The paper discusses the development and significance of OpenABC-D, a comprehensive dataset tailored for Machine Learning (ML) applications in the field of logic synthesis during Integrated Circuit (IC) design. The dataset encompasses 870,000 And-Inverter-Graphs (AIGs) derived from 1500 synthesis recipes applied across 29 open-source hardware intellectual properties (IPs) and presents itself as a pivotal resource for the evaluation and benchmarking of ML frameworks designed for logic synthesis optimization.

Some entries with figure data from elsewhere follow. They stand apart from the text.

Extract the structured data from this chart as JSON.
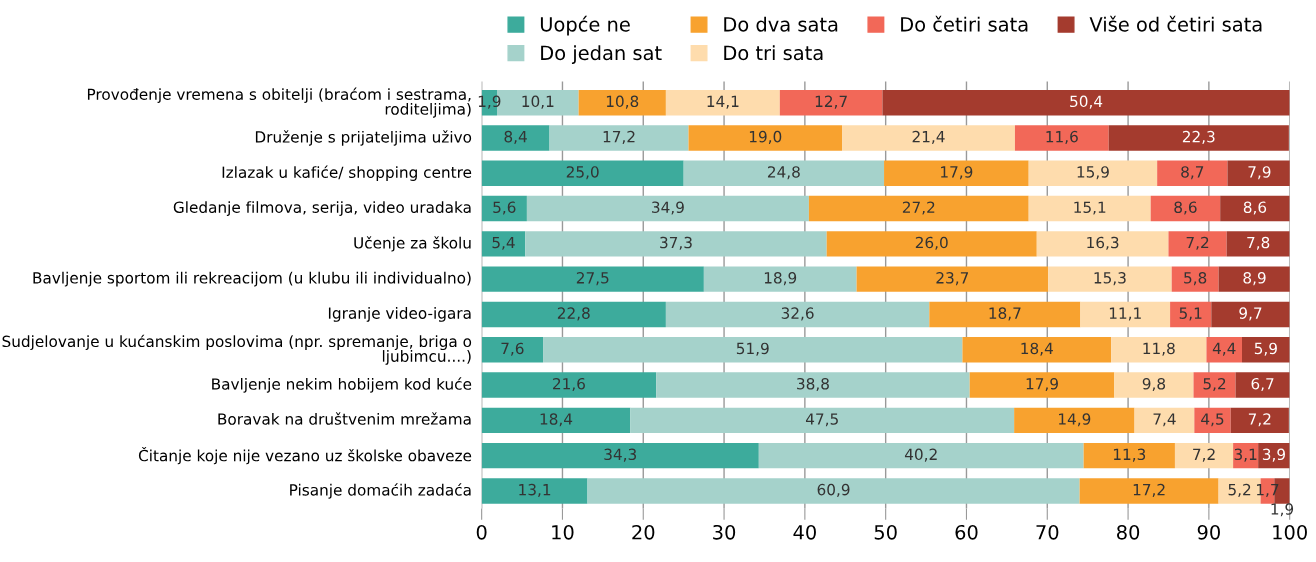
{
  "chart_data": {
    "type": "bar",
    "orientation": "horizontal",
    "stacked": true,
    "legend": "top",
    "grid": "x",
    "categories": [
      "Provođenje vremena s obitelji (braćom i sestrama, roditeljima)",
      "Druženje s prijateljima uživo",
      "Izlazak u kafiće/ shopping centre",
      "Gledanje filmova, serija, video uradaka",
      "Učenje za školu",
      "Bavljenje sportom ili rekreacijom (u klubu ili individualno)",
      "Igranje video-igara",
      "Sudjelovanje u kućanskim poslovima (npr. spremanje, briga o ljubimcu....)",
      "Bavljenje nekim hobijem kod kuće",
      "Boravak na društvenim mrežama",
      "Čitanje koje nije vezano uz školske obaveze",
      "Pisanje domaćih zadaća"
    ],
    "xlim": [
      0,
      100
    ],
    "xticks": [
      0,
      10,
      20,
      30,
      40,
      50,
      60,
      70,
      80,
      90,
      100
    ],
    "series": [
      {
        "name": "Uopće ne",
        "color": "#3dab9c",
        "values": [
          1.9,
          8.4,
          25.0,
          5.6,
          5.4,
          27.5,
          22.8,
          7.6,
          21.6,
          18.4,
          34.3,
          13.1
        ],
        "value_labels": [
          "1,9",
          "8,4",
          "25,0",
          "5,6",
          "5,4",
          "27,5",
          "22,8",
          "7,6",
          "21,6",
          "18,4",
          "34,3",
          "13,1"
        ]
      },
      {
        "name": "Do jedan sat",
        "color": "#a5d2cb",
        "values": [
          10.1,
          17.2,
          24.8,
          34.9,
          37.3,
          18.9,
          32.6,
          51.9,
          38.8,
          47.5,
          40.2,
          60.9
        ],
        "value_labels": [
          "10,1",
          "17,2",
          "24,8",
          "34,9",
          "37,3",
          "18,9",
          "32,6",
          "51,9",
          "38,8",
          "47,5",
          "40,2",
          "60,9"
        ]
      },
      {
        "name": "Do dva sata",
        "color": "#f8a22f",
        "values": [
          10.8,
          19.0,
          17.9,
          27.2,
          26.0,
          23.7,
          18.7,
          18.4,
          17.9,
          14.9,
          11.3,
          17.2
        ],
        "value_labels": [
          "10,8",
          "19,0",
          "17,9",
          "27,2",
          "26,0",
          "23,7",
          "18,7",
          "18,4",
          "17,9",
          "14,9",
          "11,3",
          "17,2"
        ]
      },
      {
        "name": "Do tri sata",
        "color": "#fedcad",
        "values": [
          14.1,
          21.4,
          15.9,
          15.1,
          16.3,
          15.3,
          11.1,
          11.8,
          9.8,
          7.4,
          7.2,
          5.2
        ],
        "value_labels": [
          "14,1",
          "21,4",
          "15,9",
          "15,1",
          "16,3",
          "15,3",
          "11,1",
          "11,8",
          "9,8",
          "7,4",
          "7,2",
          "5,2"
        ]
      },
      {
        "name": "Do četiri sata",
        "color": "#f26858",
        "values": [
          12.7,
          11.6,
          8.7,
          8.6,
          7.2,
          5.8,
          5.1,
          4.4,
          5.2,
          4.5,
          3.1,
          1.7
        ],
        "value_labels": [
          "12,7",
          "11,6",
          "8,7",
          "8,6",
          "7,2",
          "5,8",
          "5,1",
          "4,4",
          "5,2",
          "4,5",
          "3,1",
          "1,7"
        ]
      },
      {
        "name": "Više od četiri sata",
        "color": "#a43b2e",
        "values": [
          50.4,
          22.3,
          7.9,
          8.6,
          7.8,
          8.9,
          9.7,
          5.9,
          6.7,
          7.2,
          3.9,
          1.9
        ],
        "value_labels": [
          "50,4",
          "22,3",
          "7,9",
          "8,6",
          "7,8",
          "8,9",
          "9,7",
          "5,9",
          "6,7",
          "7,2",
          "3,9",
          "1,9"
        ]
      }
    ]
  }
}
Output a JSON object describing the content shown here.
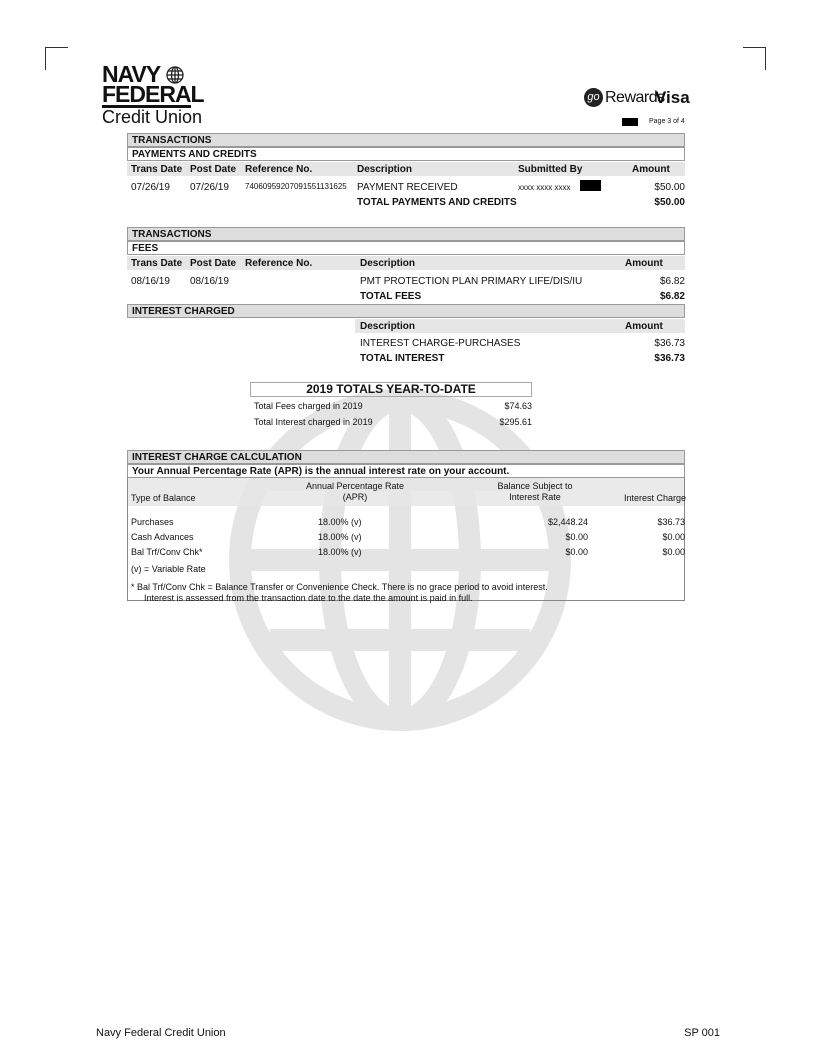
{
  "logo": {
    "line1": "NAVY",
    "line2": "FEDERAL",
    "line3": "Credit Union"
  },
  "card": {
    "go": "go",
    "rewards": "Rewards",
    "visa": "Visa"
  },
  "page_label": "Page 3 of 4",
  "payments": {
    "section": "TRANSACTIONS",
    "subsection": "PAYMENTS AND CREDITS",
    "columns": [
      "Trans Date",
      "Post Date",
      "Reference No.",
      "Description",
      "Submitted By",
      "Amount"
    ],
    "rows": [
      {
        "trans": "07/26/19",
        "post": "07/26/19",
        "ref": "74060959207091551131625",
        "desc": "PAYMENT RECEIVED",
        "by": "xxxx xxxx xxxx",
        "amount": "$50.00"
      }
    ],
    "total_label": "TOTAL PAYMENTS AND CREDITS",
    "total": "$50.00"
  },
  "fees": {
    "section": "TRANSACTIONS",
    "subsection": "FEES",
    "columns": [
      "Trans Date",
      "Post Date",
      "Reference No.",
      "Description",
      "Amount"
    ],
    "rows": [
      {
        "trans": "08/16/19",
        "post": "08/16/19",
        "desc": "PMT PROTECTION PLAN PRIMARY LIFE/DIS/IU",
        "amount": "$6.82"
      }
    ],
    "total_label": "TOTAL FEES",
    "total": "$6.82"
  },
  "interest": {
    "section": "INTEREST CHARGED",
    "columns": [
      "Description",
      "Amount"
    ],
    "rows": [
      {
        "desc": "INTEREST CHARGE-PURCHASES",
        "amount": "$36.73"
      }
    ],
    "total_label": "TOTAL INTEREST",
    "total": "$36.73"
  },
  "ytd": {
    "title": "2019 TOTALS YEAR-TO-DATE",
    "rows": [
      {
        "label": "Total Fees charged in 2019",
        "value": "$74.63"
      },
      {
        "label": "Total Interest charged in 2019",
        "value": "$295.61"
      }
    ]
  },
  "calc": {
    "title": "INTEREST CHARGE CALCULATION",
    "subtitle": "Your Annual Percentage Rate (APR) is the annual interest rate on your account.",
    "col_type": "Type of Balance",
    "col_apr1": "Annual Percentage Rate",
    "col_apr2": "(APR)",
    "col_bal1": "Balance Subject to",
    "col_bal2": "Interest Rate",
    "col_charge": "Interest Charge",
    "rows": [
      {
        "type": "Purchases",
        "apr": "18.00% (v)",
        "balance": "$2,448.24",
        "charge": "$36.73"
      },
      {
        "type": "Cash Advances",
        "apr": "18.00% (v)",
        "balance": "$0.00",
        "charge": "$0.00"
      },
      {
        "type": "Bal Trf/Conv Chk*",
        "apr": "18.00% (v)",
        "balance": "$0.00",
        "charge": "$0.00"
      }
    ],
    "variable_note": "(v) = Variable Rate",
    "footnote1": "*  Bal Trf/Conv Chk = Balance Transfer or Convenience Check. There is no grace period to avoid interest.",
    "footnote2": "Interest is assessed from the transaction date to the date the amount is paid in full."
  },
  "footer": {
    "left": "Navy Federal Credit Union",
    "right": "SP 001"
  }
}
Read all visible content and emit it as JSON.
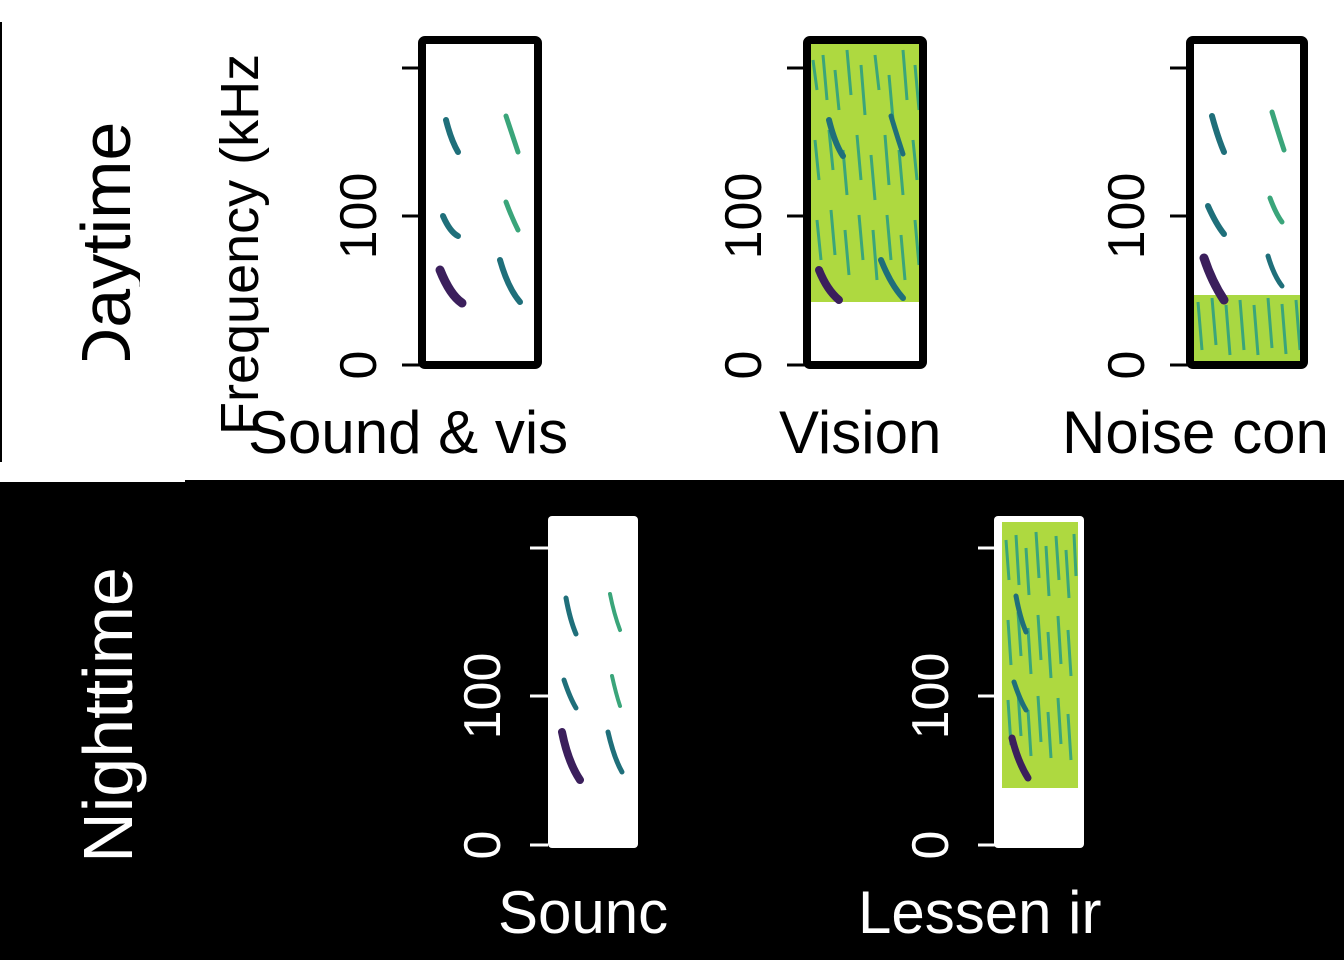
{
  "rows": [
    {
      "label": "Daytime",
      "panels": [
        {
          "caption": "Sound & vis",
          "ticks": [
            "0",
            "100"
          ],
          "noise": "none"
        },
        {
          "caption": "Vision",
          "ticks": [
            "0",
            "100"
          ],
          "noise": "full"
        },
        {
          "caption": "Noise con",
          "ticks": [
            "0",
            "100"
          ],
          "noise": "low-band"
        }
      ]
    },
    {
      "label": "Nighttime",
      "panels": [
        {
          "caption": "Sounc",
          "ticks": [
            "0",
            "100"
          ],
          "noise": "none"
        },
        {
          "caption": "Lessen ir",
          "ticks": [
            "0",
            "100"
          ],
          "noise": "full"
        }
      ]
    }
  ],
  "y_axis_label": "Frequency (kHz",
  "colors": {
    "dark_bg": "#000000",
    "light_bg": "#ffffff",
    "call_dark": "#3b1f5c",
    "call_mid": "#1f6f7a",
    "call_light": "#3aa57a",
    "noise_green": "#7ac95a",
    "noise_yellow": "#d9e62a"
  }
}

Logic Synthesis as a Combinatorial Optimization Challenge

Logic synthesis is the initial and crucial step in converting a high-level IC design into an optimized gate-level netlist, a transformation pivotal for meeting the constraints of area, power, and delay in an IC layout. Due to the 22-Hard complexity inherent in this task, it is typically handled via heuristics to simplify and minimize logic gate configurations effectively. OpenABC-D positions itself as an essential benchmark dataset addressing this complexity, aiming to assist in the evaluation of ML methods proposed for guiding logic synthesis steps and strategies.

Motivation and Dataset Characteristics

The impetus for creating OpenABC-D lies in the absence of a standard, large-scale dataset for ML-driven EDA tasks. Prior works on ML-guided logic synthesis often relied on disparate and limited datasets, impeding consistent benchmarking. OpenABC-D fills this gap, providing a unified dataset that reflects real-world IC design challenges and enables comparison of ML approaches. It captures a wide range of synthesis scenarios, with individually labeled data samples representing varying synthesis levels from initial to final outputs across different hardware IPs.

Data Generation and Framework

The authors outlined a robust open-source workflow to generate the dataset. Utilizing open-source tools like Yosys and ABC for the synthesis runs, the framework converts IPs described in HDLs (such as Verilog) into AIG structures, subsequently processed into data samples compatible with ML models. The dataset was generated over extensive compute hours, highlighting its richness and potential to model synthesis tasks accurately.

ML Tasks and Benchmarking

A highlight of the paper is the exploration of leveraging graph convolution networks (GCNs) to predict the Quality of Result (QoR) of synthesis recipes. The dataset facilitates tasks such as synthesizing IPs with unseen recipes and predicting performance characteristics of synthesis recipes. The results demonstrate the efficacy of GCNs in capturing and predicting complex interactions within synthesis flows, indicating substantial potential for improving synthesis recipes through informed ML models.

Implications and Future Directions

This work paves the way for a standardized approach to evaluating ML models in the EDA domain. It opens avenues for further research, particularly in developing more nuanced models that can generalize across diverse IC designs. Future work might focus on extending OpenABC-D by incorporating more industrial-scale IPs and exploring domain adaptation techniques capable of predicting design characteristics across different technology nodes and design paradigms.

OpenABC-D is a step forward in enhancing collaboration between EDA and AI communities, potentially speeding up design cycles, and reducing the computational cost of IC synthesis. By making the dataset and related code publicly accessible, the authors contribute to fostering reproducible research and encouraging future advancements in ML applications within logic synthesis.